The name "stalker" comes from a Russian movie by that name, directed by Andrei Tarkovsky (probably better known for his film Solaris). He in turn was inspired by a science fiction novel called Roadside Picnic by Arkady and Boris Strugatsky. Released in 1979, the film tells of a bleak, magical place called the Zone, abandoned after a meteor strike or an alien invasion—no one knows why. Despite or because of the danger, a few brave people are drawn by its power. A solemn but childlike man called Stalker acts as their guide.
"It's the quietest place in the world," one of the visitors (called simply Writer) says in the movie, as he beholds the decaying industrial landscape overgrown with vegetation. "It's so beautiful. No one else is here."
After the Chernobyl explosion in 1986, Tarkovsky's film became, in retrospect, an allegory about the real-life zone, and some of his themes were transmogrified into a series of video games, beginning with "S.T.A.L.K.E.R.: Shadow of Chernobyl."

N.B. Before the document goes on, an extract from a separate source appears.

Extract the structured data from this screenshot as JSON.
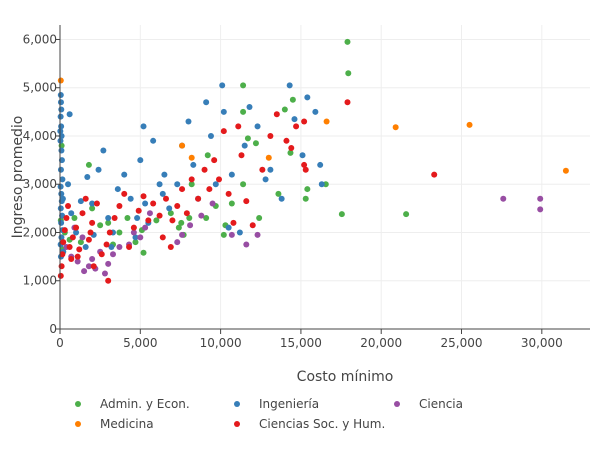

Dmitry found his own magic on that first trip with Igor, as they came upon Pripyat, once a city of almost 50,000. They were not using flashlights, for fear of being spotted by the police. "It was a full moon, and when your eyes get used to this kind of light, you can see everything," he remembers. "It seems like your vision sharpens. You can see even the smallest details.
"We were trying to step very quietly—not to make noise, not to be spotted—but every step seemed so loud in the quietness of the night and this moon."
Suddenly they emerged from the bushes onto a street lined with buildings. An open window was swinging in the breeze, and Dmitry remembers the moon reflecting on the glass and giving the illusion—just for a hair-raising moment—that someone was inside.
Stalker to Stalker
On an earlier trip Igor had staked out a hiding place in an apartment in one of Pripyat's high-rises. There were couches, chairs, and other furnishings. Sitting on the balcony and sipping from a bottle of cognac, Dmitry and his friends looked out at the moon-bleached ruins. The next day they were surprised to encounter another group of stalkers. "We never thought this was possible," Dmitry says.
Over the years, with the help of a Geiger counter, he and his friends have learned not to linger in the most radioactive places. But the contamination is impossible to avoid.
"I have breathed in a lot of radiation and have drunk a lot of irradiated water. You get into situations where you don't have fresh water but are very thirsty." The highest radiation level he has experienced is at least 0.01 sievert—the maximum amount his meter could measure and about what a person receives from a full-body CT scan. That hot spot was in the hospital where the firemen who had responded to the explosion were treated for radiation sickness. Their contaminated uniforms were still piled in the basement.
Dmitry says he isn't worried: "I look at all the people who went through those horrible times and still are alive and have a good life. I am not a radiophobic person."
A few blocks from where we met, Khreshchatyk Street, Kiev's grand boulevard, was still jammed with barricades of tires and junk thrown together by protesters who earlier had ousted the country's president. The khaki tents of their paramilitary bivouac filled the boulevard and Independence Square. But all was calm for now. Along the sidewalks fashionably dressed young Ukrainians shopped for designer clothes or sat in outdoor cafés drinking wine and espressos. Some were snapping pictures of the aftermath with their iPhones. Another disaster site was becoming a tourist attraction.